Re: [RFC PATCH bpf-next/net v1 07/13] bpf: Introduce per-prog stdout/stderr streams

Kumar Kartikeya Dwivedi <memxor@xxxxxxxxx> · Tue, 22 Apr 2025 04:30:37 +0200

On Tue, 22 Apr 2025 at 03:42, Alexei Starovoitov
<alexei.starovoitov@xxxxxxxxx> wrote:
>
> > > > +BTF_KFUNCS_START(stream_consumer_kfunc_set)
> > > > +BTF_ID_FLAGS(func, bpf_stream_next_elem_batch, KF_ACQUIRE | KF_RET_NULL | KF_TRUSTED_ARGS)
> > > > +BTF_ID_FLAGS(func, bpf_stream_free_elem_batch, KF_RELEASE)
> > > > +BTF_ID_FLAGS(func, bpf_stream_next_elem, KF_ACQUIRE | KF_RET_NULL | KF_TRUSTED_ARGS)
> > > > +BTF_ID_FLAGS(func, bpf_stream_free_elem, KF_RELEASE)
> > > > +BTF_ID_FLAGS(func, bpf_prog_stream_get, KF_ACQUIRE | KF_RET_NULL)
> > > > +BTF_ID_FLAGS(func, bpf_prog_stream_put, KF_RELEASE)
> > > > +BTF_KFUNCS_END(stream_consumer_kfunc_set)
> > >
> > > This is a complicated API.
> > > If we anticipate that users intend to write this info to ring buffers
> > > maybe just provide a function doing that and do not expose complete API?
> >
> > I don't think anyone will use these functions directly, though they
> > can if they want to.
> > It's meant to be hidden behind bpftool, and macros to print stuff like
> > bpf_printk().
>
> I have to agree with Eduard here.
> The api feels overdesigned.
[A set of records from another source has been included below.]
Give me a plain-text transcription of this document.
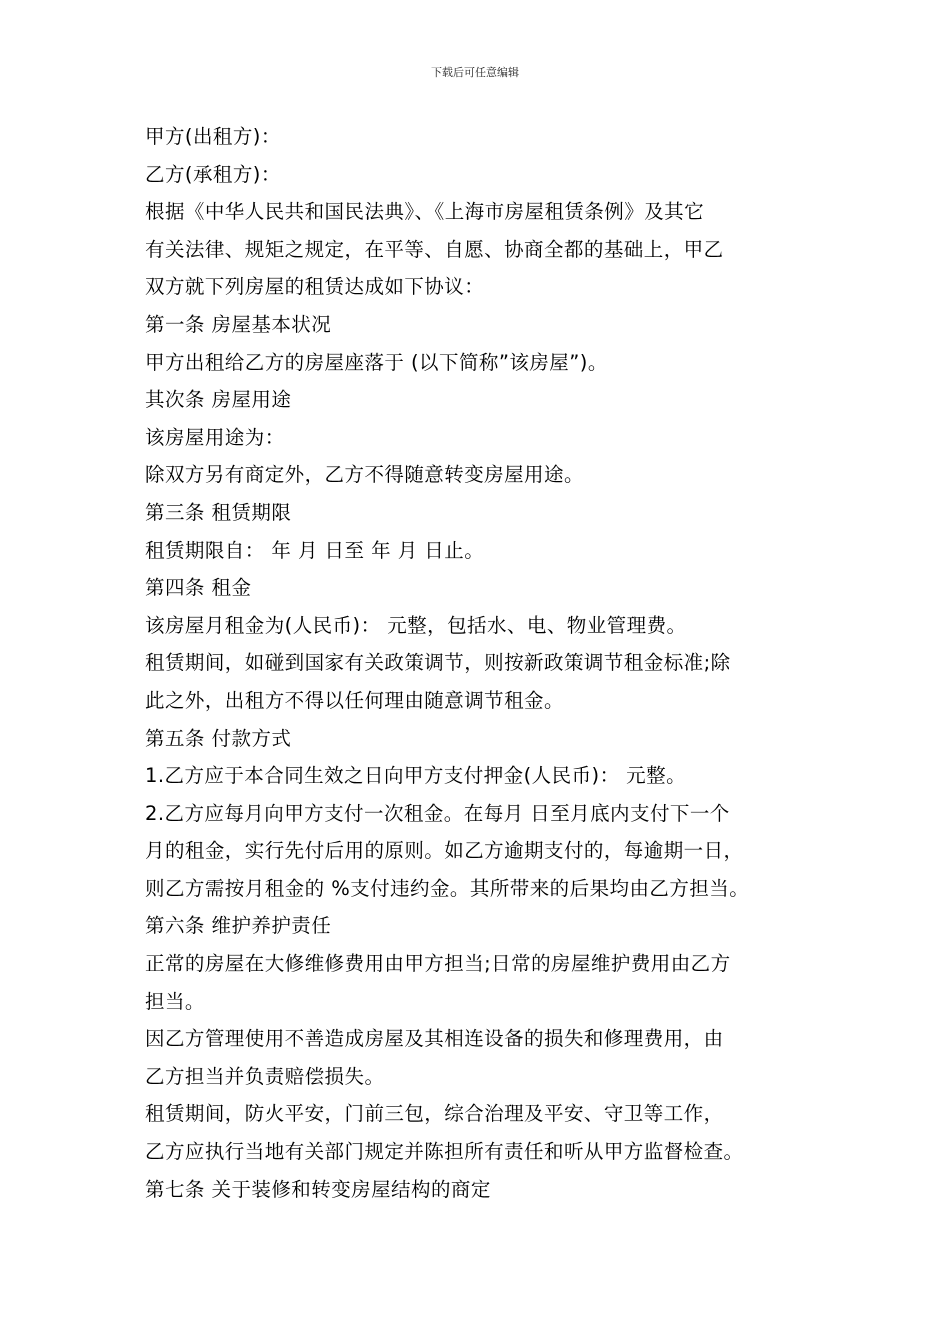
下载后可任意编辑
甲方(出租方)：
乙方(承租方)：
根据《中华人民共和国民法典》、《上海市房屋租赁条例》及其它
有关法律、规矩之规定，在平等、自愿、协商全都的基础上，甲乙
双方就下列房屋的租赁达成如下协议：
第一条 房屋基本状况
甲方出租给乙方的房屋座落于 (以下简称”该房屋”)。
其次条 房屋用途
该房屋用途为：
除双方另有商定外，乙方不得随意转变房屋用途。
第三条 租赁期限
租赁期限自： 年 月 日至 年 月 日止。
第四条 租金
该房屋月租金为(人民币)： 元整，包括水、电、物业管理费。
租赁期间，如碰到国家有关政策调节，则按新政策调节租金标准;除
此之外，出租方不得以任何理由随意调节租金。
第五条 付款方式
1.乙方应于本合同生效之日向甲方支付押金(人民币)： 元整。
2.乙方应每月向甲方支付一次租金。在每月 日至月底内支付下一个
月的租金，实行先付后用的原则。如乙方逾期支付的，每逾期一日，
则乙方需按月租金的 %支付违约金。其所带来的后果均由乙方担当。
第六条 维护养护责任
正常的房屋在大修维修费用由甲方担当;日常的房屋维护费用由乙方
担当。
因乙方管理使用不善造成房屋及其相连设备的损失和修理费用，由
乙方担当并负责赔偿损失。
租赁期间，防火平安，门前三包，综合治理及平安、守卫等工作，
乙方应执行当地有关部门规定并陈担所有责任和听从甲方监督检查。
第七条 关于装修和转变房屋结构的商定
I don't see how it can be reused
> anywhere outside of bpftool.

Can you explain why?
Apart from syscall prog requirement which is easy to lift (but didn't
bother for RFC).

> Instead of introducing mem_slice concept and above kfuncs,
> let's have one special kfunc that will take prog_id, stream_id
> and will move things into dynptr returning EAGAIN/ENOENT when necessary.
> EFAULT shouldn't be possible when the whole
>   SEC("syscall")
>   int bpftool_dump_prog_stream(void *ctx) {..}
> will be one kfunc.
> bpf_stream_dtor_ids won't be needed either.
> Hard coding such a big logic into one kfunc is not pretty,
> and smaller kfuncs/building blocks would be preferred any day,
> but these stream_consumer_kfunc_set just don't look reusable.
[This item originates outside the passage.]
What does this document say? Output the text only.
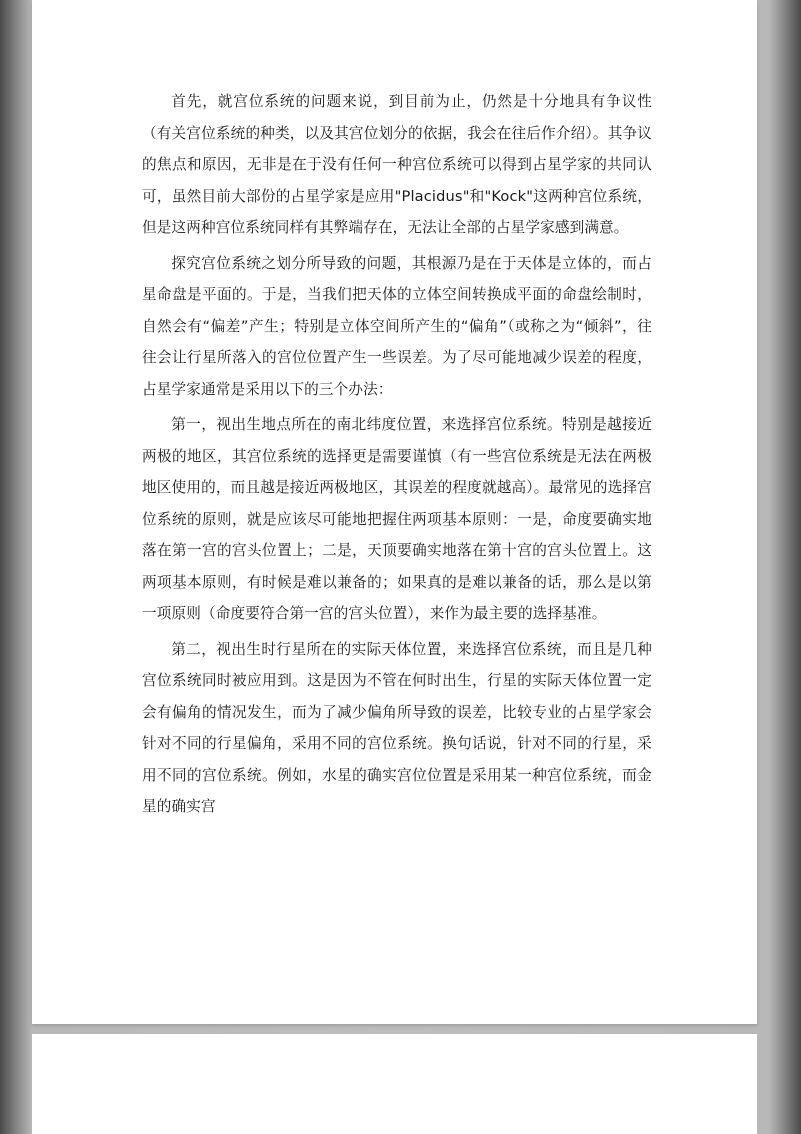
首先，就宫位系统的问题来说，到目前为止，仍然是十分地具有争议性（有关宫位系统的种类，以及其宫位划分的依据，我会在往后作介绍）。其争议的焦点和原因，无非是在于没有任何一种宫位系统可以得到占星学家的共同认可，虽然目前大部份的占星学家是应用"Placidus"和"Kock"这两种宫位系统，但是这两种宫位系统同样有其弊端存在，无法让全部的占星学家感到满意。

探究宫位系统之划分所导致的问题，其根源乃是在于天体是立体的，而占星命盘是平面的。于是，当我们把天体的立体空间转换成平面的命盘绘制时，自然会有“偏差”产生；特别是立体空间所产生的“偏角”（或称之为“倾斜”，往往会让行星所落入的宫位位置产生一些误差。为了尽可能地减少误差的程度，占星学家通常是采用以下的三个办法：

第一，视出生地点所在的南北纬度位置，来选择宫位系统。特别是越接近两极的地区，其宫位系统的选择更是需要谨慎（有一些宫位系统是无法在两极地区使用的，而且越是接近两极地区，其误差的程度就越高）。最常见的选择宫位系统的原则，就是应该尽可能地把握住两项基本原则：一是，命度要确实地落在第一宫的宫头位置上；二是，天顶要确实地落在第十宫的宫头位置上。这两项基本原则，有时候是难以兼备的；如果真的是难以兼备的话，那么是以第一项原则（命度要符合第一宫的宫头位置），来作为最主要的选择基准。

第二，视出生时行星所在的实际天体位置，来选择宫位系统，而且是几种宫位系统同时被应用到。这是因为不管在何时出生，行星的实际天体位置一定会有偏角的情况发生，而为了减少偏角所导致的误差，比较专业的占星学家会针对不同的行星偏角，采用不同的宫位系统。换句话说，针对不同的行星，采用不同的宫位系统。例如，水星的确实宫位位置是采用某一种宫位系统，而金星的确实宫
I don't follow. How is "shove all messages into ringbuf" more reusable?
I can sympathize with the complexity argument Eduard made, ideally
we'd have one pop() operation to pull out things.
We can discuss how to make things simpler.

With some documentation, it is not hard to follow:
Everytime you consume something from a stream, you splice out a batch
of N messages, you can then splice out each message individually from
a batch.
Both the batch and individual elements need to be freed. You can keep
processing the batch until it's finished, but the better idea is to
pace oneself and do N at a time.

In user space, you usually fill up your buffer's length (say
PAGE_SIZE) when reading something, then delimit and parse and draw
message boundaries when parsing.

You can flip the API in this patch around and use it to stream things
into the program.
We just need to add one more element in prog->aux->stream[BPF_STDIN = 0].
Even without that, you can make it work on stdout. The writing is bidirectional.

User space side can obtain the stream of a prog and printk to it.
Kernel side can pop and parse messages.
Probably not a bright idea to do so when in the fast path of the
kernel to read strings, but in other cases, why not?
It can certainly make sense for self contained programs that want to
consume options from the cmdline generically.
The generic loader can just forward the string when invoked in user
space into the stream, and call some init/main function for the
program before attaching it.
Your BPF init/main gets either raw stream, or prepared argv, argc
blocks that the loader's infra can set up for you.

At that point all logic in the program can be self-contained, you can
probably just write everything in BPF C, including setting config
options etc.
There would be no need to put these strings into a ringbuf, it would
just be for the BPF side to parse and make sense of.

But anyway, I will not push back too much. If everyone thinks "stream
data to ringbuf kfunc" is the way to go, I'll make the change in v2.